Thomas Edward Brown was born on 5th May 1840 in Douglas, the capital town of the Isle of Man. He was the son of a clergyman who gave him private tuition until entering King William’s College on the island. He moved from there to Christ Church College, Oxford and despite the stigma of being a “servitor” at college he gained a double first degree. Although he was subsequently made a Fellow of Oriel college he never forgot the humiliation of his time as a servitor; this literally meant that he had to act as a servant to fellow students and was entitled to free tuition, board and lodgings. Understandably he felt like a second class citizen amongst fellow students from richer backgrounds.
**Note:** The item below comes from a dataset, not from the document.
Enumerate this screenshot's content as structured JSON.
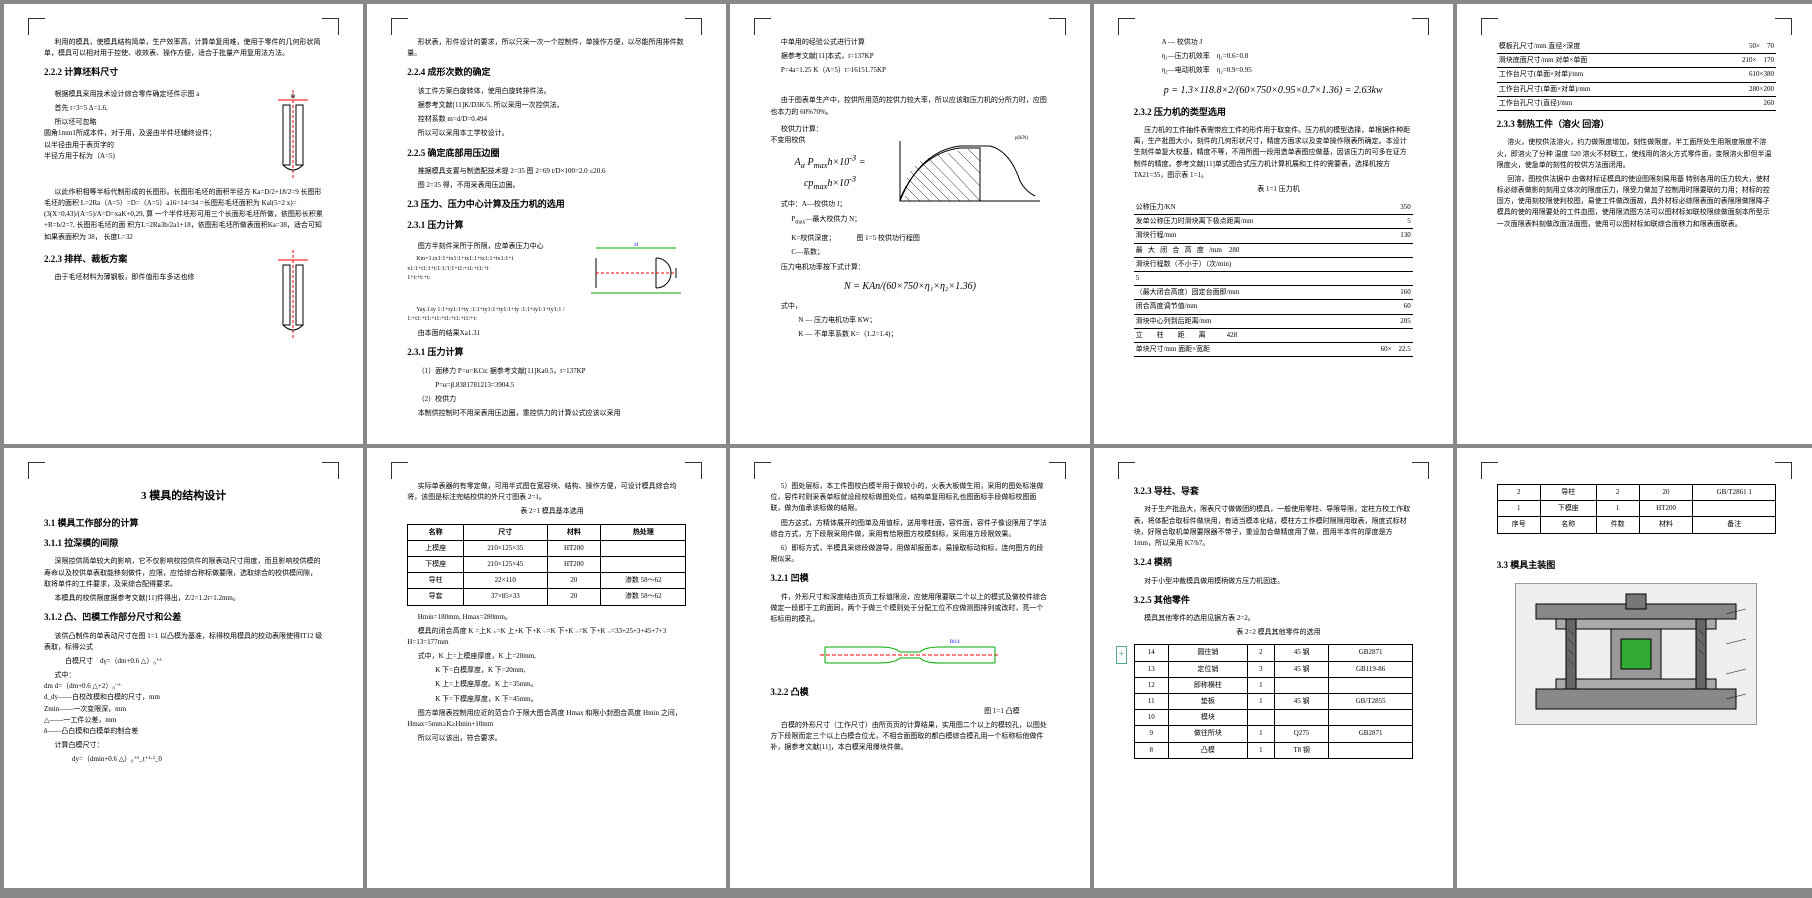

Following his time at Oxford he went back home and taught at his old school for a while. Ordination as a deacon followed but he did not have any ambitions to become a priest at that time. He was busy writing and his narrative style of poetry was published either in magazine form or in collections of verse. His books included Fo’c’s’le Yarns in 1881 and The Manx Witch and other Poems in 1889. His last book of verse appeared in 1893 under the title Old John and other Poems. He generally wrote in a bold but ruggedly tender style, never afraid of inserting pauses and irregular rhythms. His work illustrated the piety and patriotism of island life. His poem Land, Ho! is a good example of his obvious love and affection for the island of his birth. It describes a journey across the sea with his home shores coming into view:
After a few years of teaching on the island a much better position opened up for him as head master of a prestigious private school in Gloucester. He served there with distinction between 1857 and 1863, thought of by some as a “man of genius”. He was on the move again though when his considerable abilities earned him a senior position at Clifton College in Bristol. Brown stayed at Clifton for almost thirty years and became revered and loved in equal measure by both boys and teaching colleagues. Seen by most that he came across as an eccentric genius they were all sad to see him retire, returning once again to the island of his birth. He would make one more visit to Clifton though which, sadly, resulted in his death.
It was five years after retiring from teaching that he returned to Bristol in late October, 1897 to talk to the boys. While delivering a rousing, vivacious speech from the rostrum he suddenly appeared to swoon and was clearly not well. Less than two hours later he was dead having suffered a burst blood vessel in the brain.
Thomas Edward Brown died on the 29th October 1897, aged 67 and was buried in Bristol.